Description of the parallel programming models in Orb5.

Author
T. Hayward-Schneider
Date
04.2021

MPI

MPI Background

MPI is used in ORB5 for the domain cloning and domain decomposition. Modern Fortran should use the F2008 use mpi_f08 fortran bindings, which allow for extensive type checking at compile time (using GCC >= 10 implies doing this or requiring a workaround). Previously (before 2021), ORB5 used the F90 use mpi fortran bindings, in which most MPI options are of type integer, which limits the extent of compile time checking. Unfortunately, support of the mpi_f08 option is not universal, especially from vendors such as Cray. Therefore, in order to support systems where use mpi_f08 is not available, we implement fallback options for the use mpi interface.

MPI implementation

  • All files which use MPI should contain include "precomp.h".
  • The macro USE_MPI will resolve to use mpi_f08/use mpi depending on the system.
  • Macros for MPI types are defined in precomp.h: MPI_comm_TYPE, MPI_datatype_TYPE, MPI_request_TYPE, MPI_status_TYPE (any additional types should be added following this pattern).
  • Systems which don't support use mpi_f08 should add -DNO_MPI_F08 to the FFLAGS.
  • In a small number of places, #ifdef NO_MPI_F08 ... #else ... #endif is used to define a different codepath for use mpi_f08 and use mpi.
  • Jenkins tests, run at CSCS, test both cases.

OpenMP + OpenACC

OpenMP/OpenACC Background

In ORB5, particle loops were ported to both OpenACC and OpenMP. The code was compiled with at most one of these enabled (threads or GPU). We desire the ability to compile parts of the CPU part of the code with OpenMP support when running the particle loops on GPUs. This was not possible with the original nesting of both OpenACC and OpenMP directives around the particle loops.

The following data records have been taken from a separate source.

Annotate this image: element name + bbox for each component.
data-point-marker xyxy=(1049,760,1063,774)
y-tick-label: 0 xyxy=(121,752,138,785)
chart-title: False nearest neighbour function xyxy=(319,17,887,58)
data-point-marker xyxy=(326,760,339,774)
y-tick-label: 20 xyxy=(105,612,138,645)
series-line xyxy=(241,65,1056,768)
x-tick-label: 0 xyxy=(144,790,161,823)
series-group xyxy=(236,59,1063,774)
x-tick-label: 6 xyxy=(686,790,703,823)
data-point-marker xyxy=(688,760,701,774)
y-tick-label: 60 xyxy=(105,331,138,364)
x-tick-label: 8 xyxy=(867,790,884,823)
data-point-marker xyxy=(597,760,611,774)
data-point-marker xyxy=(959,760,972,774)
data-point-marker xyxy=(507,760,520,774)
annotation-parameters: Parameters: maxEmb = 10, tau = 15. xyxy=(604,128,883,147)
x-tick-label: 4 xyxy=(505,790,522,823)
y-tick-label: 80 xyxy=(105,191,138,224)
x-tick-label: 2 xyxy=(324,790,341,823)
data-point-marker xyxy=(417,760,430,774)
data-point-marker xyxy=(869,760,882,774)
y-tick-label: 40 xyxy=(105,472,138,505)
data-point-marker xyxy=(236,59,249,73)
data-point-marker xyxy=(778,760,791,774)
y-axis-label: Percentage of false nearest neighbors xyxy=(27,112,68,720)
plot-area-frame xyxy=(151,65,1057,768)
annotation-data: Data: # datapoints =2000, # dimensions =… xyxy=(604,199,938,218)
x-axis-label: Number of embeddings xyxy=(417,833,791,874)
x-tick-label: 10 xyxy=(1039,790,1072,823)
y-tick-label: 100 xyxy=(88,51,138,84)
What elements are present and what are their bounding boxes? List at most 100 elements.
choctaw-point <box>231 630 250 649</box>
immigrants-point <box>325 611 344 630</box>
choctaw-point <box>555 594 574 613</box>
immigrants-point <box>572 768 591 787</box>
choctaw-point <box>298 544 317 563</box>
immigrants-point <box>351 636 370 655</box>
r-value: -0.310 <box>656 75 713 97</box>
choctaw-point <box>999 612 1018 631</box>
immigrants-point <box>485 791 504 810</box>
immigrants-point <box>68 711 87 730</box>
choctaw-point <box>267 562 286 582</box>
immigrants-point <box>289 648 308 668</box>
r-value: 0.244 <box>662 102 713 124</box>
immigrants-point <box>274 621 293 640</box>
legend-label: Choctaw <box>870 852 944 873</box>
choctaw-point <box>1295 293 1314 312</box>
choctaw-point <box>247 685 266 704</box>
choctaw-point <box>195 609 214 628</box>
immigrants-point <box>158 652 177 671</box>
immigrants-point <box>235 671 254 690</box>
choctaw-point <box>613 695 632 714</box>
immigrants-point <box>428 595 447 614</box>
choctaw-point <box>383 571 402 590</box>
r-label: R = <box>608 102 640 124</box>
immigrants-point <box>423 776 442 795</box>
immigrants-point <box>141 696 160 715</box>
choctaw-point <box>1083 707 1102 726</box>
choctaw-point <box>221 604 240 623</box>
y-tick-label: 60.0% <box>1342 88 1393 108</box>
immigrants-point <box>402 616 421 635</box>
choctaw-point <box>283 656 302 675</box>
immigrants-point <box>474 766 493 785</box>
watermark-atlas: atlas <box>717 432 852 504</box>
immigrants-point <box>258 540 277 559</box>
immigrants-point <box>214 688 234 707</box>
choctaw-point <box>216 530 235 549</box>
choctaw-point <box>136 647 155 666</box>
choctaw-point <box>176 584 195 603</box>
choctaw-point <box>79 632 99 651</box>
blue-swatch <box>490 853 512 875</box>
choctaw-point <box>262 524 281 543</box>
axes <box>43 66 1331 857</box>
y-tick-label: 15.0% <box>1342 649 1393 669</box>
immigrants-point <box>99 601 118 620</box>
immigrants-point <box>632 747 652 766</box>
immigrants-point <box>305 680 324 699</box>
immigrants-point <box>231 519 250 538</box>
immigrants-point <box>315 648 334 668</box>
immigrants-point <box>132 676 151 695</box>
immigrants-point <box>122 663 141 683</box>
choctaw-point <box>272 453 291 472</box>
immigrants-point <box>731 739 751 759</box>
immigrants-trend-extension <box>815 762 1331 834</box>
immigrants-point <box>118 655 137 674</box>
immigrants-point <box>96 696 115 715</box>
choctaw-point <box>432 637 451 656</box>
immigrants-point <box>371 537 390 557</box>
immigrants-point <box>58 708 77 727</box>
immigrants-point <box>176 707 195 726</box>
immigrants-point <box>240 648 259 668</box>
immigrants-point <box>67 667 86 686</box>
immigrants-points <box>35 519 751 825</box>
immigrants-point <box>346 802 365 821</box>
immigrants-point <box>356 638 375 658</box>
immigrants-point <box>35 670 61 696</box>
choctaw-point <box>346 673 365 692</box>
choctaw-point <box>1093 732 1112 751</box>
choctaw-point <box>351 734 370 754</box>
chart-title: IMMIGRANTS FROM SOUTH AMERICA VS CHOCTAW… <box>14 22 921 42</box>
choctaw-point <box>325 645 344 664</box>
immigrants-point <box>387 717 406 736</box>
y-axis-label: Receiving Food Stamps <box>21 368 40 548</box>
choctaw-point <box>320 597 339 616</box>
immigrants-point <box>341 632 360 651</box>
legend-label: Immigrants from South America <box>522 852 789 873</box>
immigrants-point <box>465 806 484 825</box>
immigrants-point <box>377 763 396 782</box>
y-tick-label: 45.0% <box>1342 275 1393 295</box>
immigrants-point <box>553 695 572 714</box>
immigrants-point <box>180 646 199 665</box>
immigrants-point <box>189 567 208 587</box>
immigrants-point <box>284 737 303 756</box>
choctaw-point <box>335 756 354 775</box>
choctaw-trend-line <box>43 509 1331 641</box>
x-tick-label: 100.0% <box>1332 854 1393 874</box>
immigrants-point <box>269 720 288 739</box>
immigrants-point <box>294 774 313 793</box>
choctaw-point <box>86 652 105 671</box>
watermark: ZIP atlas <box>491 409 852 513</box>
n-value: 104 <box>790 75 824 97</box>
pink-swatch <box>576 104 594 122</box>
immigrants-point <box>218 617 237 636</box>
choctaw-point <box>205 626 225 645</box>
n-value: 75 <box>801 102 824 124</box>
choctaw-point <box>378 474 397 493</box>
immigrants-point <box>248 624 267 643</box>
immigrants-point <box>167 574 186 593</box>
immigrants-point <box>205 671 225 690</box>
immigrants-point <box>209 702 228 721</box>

OpenMP/OpenACC implementation

  • OpenMP directives which should be ignored when compiling with OpenACC support (e.g. all particle loops) are changed from !$omp to !pomp.
  • All files which use these features should contain include "precomp.h".
  • If we explicitly need the number of OpenMP threads, this can be accessed as parallelp_nthreads (particles) and parallelnthreads (non-particles).
  • This allows OpenMP to be used on the CPU when compiling with GPU support.

OpenMP Offloading

  • In 2023, some effort was made to porting ORB5 to GPUs with OpenMP Offloading.
  • This code is not yet production ready, but will be further developed in 2024:
    • The work is in the OMP5 branch.
    • Currently, one can run at least the cyclone.in and TAE_pb.in test files.
  • At that stage, there will be 2 sets of OpenMP directives in the code, one for CPU and one for GPU.